Validating AI agent behavior before production is one of the hardest problems in applied AI. Agents are non-deterministic and multi-step — errors in early steps cascade through the rest. A single bad tool call can derail an entire workflow.
This post is a practical guide to evaluating a text-to-SQL autonomous agent built with NucleusIQ. You will learn how to:
- Apply five evaluation patterns for multi-step agents
- Build offline evaluations using pytest and a typed
AgentResultscorecard - Configure production-style evaluators (safety, reference-free quality, composite score)

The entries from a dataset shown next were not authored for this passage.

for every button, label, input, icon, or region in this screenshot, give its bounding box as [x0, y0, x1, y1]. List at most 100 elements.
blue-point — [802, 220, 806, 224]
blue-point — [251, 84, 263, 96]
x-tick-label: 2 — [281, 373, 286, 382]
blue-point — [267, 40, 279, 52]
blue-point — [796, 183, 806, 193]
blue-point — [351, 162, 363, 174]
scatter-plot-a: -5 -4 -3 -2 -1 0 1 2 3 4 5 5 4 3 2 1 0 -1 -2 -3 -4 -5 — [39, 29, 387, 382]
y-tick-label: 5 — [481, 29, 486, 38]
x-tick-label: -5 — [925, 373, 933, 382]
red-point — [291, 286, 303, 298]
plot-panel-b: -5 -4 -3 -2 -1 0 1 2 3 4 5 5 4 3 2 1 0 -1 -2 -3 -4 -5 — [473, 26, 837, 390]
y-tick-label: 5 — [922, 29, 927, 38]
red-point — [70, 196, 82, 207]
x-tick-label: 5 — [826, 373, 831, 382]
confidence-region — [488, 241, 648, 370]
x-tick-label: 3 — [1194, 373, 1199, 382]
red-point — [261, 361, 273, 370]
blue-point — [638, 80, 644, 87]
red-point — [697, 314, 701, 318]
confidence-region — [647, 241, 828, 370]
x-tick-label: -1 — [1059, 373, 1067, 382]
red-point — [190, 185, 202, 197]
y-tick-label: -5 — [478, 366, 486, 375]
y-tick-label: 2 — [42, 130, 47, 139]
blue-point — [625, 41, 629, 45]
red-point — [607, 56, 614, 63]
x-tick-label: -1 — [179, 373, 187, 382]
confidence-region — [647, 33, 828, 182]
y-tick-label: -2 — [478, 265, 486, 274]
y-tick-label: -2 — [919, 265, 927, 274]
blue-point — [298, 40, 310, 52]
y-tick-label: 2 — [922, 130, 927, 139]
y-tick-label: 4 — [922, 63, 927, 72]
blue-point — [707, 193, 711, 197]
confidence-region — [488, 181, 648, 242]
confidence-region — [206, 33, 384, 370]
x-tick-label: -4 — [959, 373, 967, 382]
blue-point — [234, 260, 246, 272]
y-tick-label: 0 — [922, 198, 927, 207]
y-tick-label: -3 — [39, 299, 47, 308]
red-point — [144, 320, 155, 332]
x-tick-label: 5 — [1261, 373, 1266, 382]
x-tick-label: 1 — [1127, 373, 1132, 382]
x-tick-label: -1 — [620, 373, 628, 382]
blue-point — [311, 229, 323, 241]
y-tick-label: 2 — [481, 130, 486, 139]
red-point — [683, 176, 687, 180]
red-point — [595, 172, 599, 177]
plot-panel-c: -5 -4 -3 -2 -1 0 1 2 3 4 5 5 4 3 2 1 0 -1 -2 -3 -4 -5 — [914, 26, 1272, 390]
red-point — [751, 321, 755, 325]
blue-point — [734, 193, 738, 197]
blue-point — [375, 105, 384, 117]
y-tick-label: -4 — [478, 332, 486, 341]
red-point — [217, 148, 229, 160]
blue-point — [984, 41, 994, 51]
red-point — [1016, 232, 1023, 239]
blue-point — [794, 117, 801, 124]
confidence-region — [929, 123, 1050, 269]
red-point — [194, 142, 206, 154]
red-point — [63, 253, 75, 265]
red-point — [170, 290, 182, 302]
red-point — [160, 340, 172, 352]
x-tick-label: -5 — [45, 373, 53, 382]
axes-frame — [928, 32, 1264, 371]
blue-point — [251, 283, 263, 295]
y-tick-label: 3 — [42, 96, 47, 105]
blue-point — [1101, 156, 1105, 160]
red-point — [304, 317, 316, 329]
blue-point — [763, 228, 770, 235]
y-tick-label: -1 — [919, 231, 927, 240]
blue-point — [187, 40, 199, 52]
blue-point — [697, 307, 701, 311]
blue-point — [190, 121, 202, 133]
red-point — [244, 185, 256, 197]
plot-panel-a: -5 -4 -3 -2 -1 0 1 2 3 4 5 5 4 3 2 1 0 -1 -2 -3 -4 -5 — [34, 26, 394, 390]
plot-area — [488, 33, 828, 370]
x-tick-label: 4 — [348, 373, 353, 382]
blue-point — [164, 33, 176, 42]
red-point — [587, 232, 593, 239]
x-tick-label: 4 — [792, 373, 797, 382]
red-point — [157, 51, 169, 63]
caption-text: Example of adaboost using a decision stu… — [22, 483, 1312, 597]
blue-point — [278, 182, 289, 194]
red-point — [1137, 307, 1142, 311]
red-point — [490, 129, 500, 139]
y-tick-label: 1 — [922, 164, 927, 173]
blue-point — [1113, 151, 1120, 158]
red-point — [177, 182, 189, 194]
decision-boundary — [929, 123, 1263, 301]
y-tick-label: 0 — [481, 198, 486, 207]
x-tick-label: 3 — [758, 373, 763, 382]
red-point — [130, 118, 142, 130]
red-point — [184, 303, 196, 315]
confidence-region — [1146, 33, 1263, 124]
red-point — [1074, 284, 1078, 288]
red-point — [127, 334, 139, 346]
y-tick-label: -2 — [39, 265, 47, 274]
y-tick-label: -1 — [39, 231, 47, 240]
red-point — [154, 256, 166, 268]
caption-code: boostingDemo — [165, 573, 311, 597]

- Run the full lifecycle on the Chinook sample database with Autonomous mode (planning + Critic/Refiner)
The walkthrough uses Claude Haiku via nucleusiq-anthropic. Every pattern is runnable from the repo — no hosted eval platform required for offline tests.
Latest run (June 2026): 6/6 patterns passed, pass^k 100% (k=3). Reproduce: cd notebooks/agents/text_to_sql_eval && python run_all.py.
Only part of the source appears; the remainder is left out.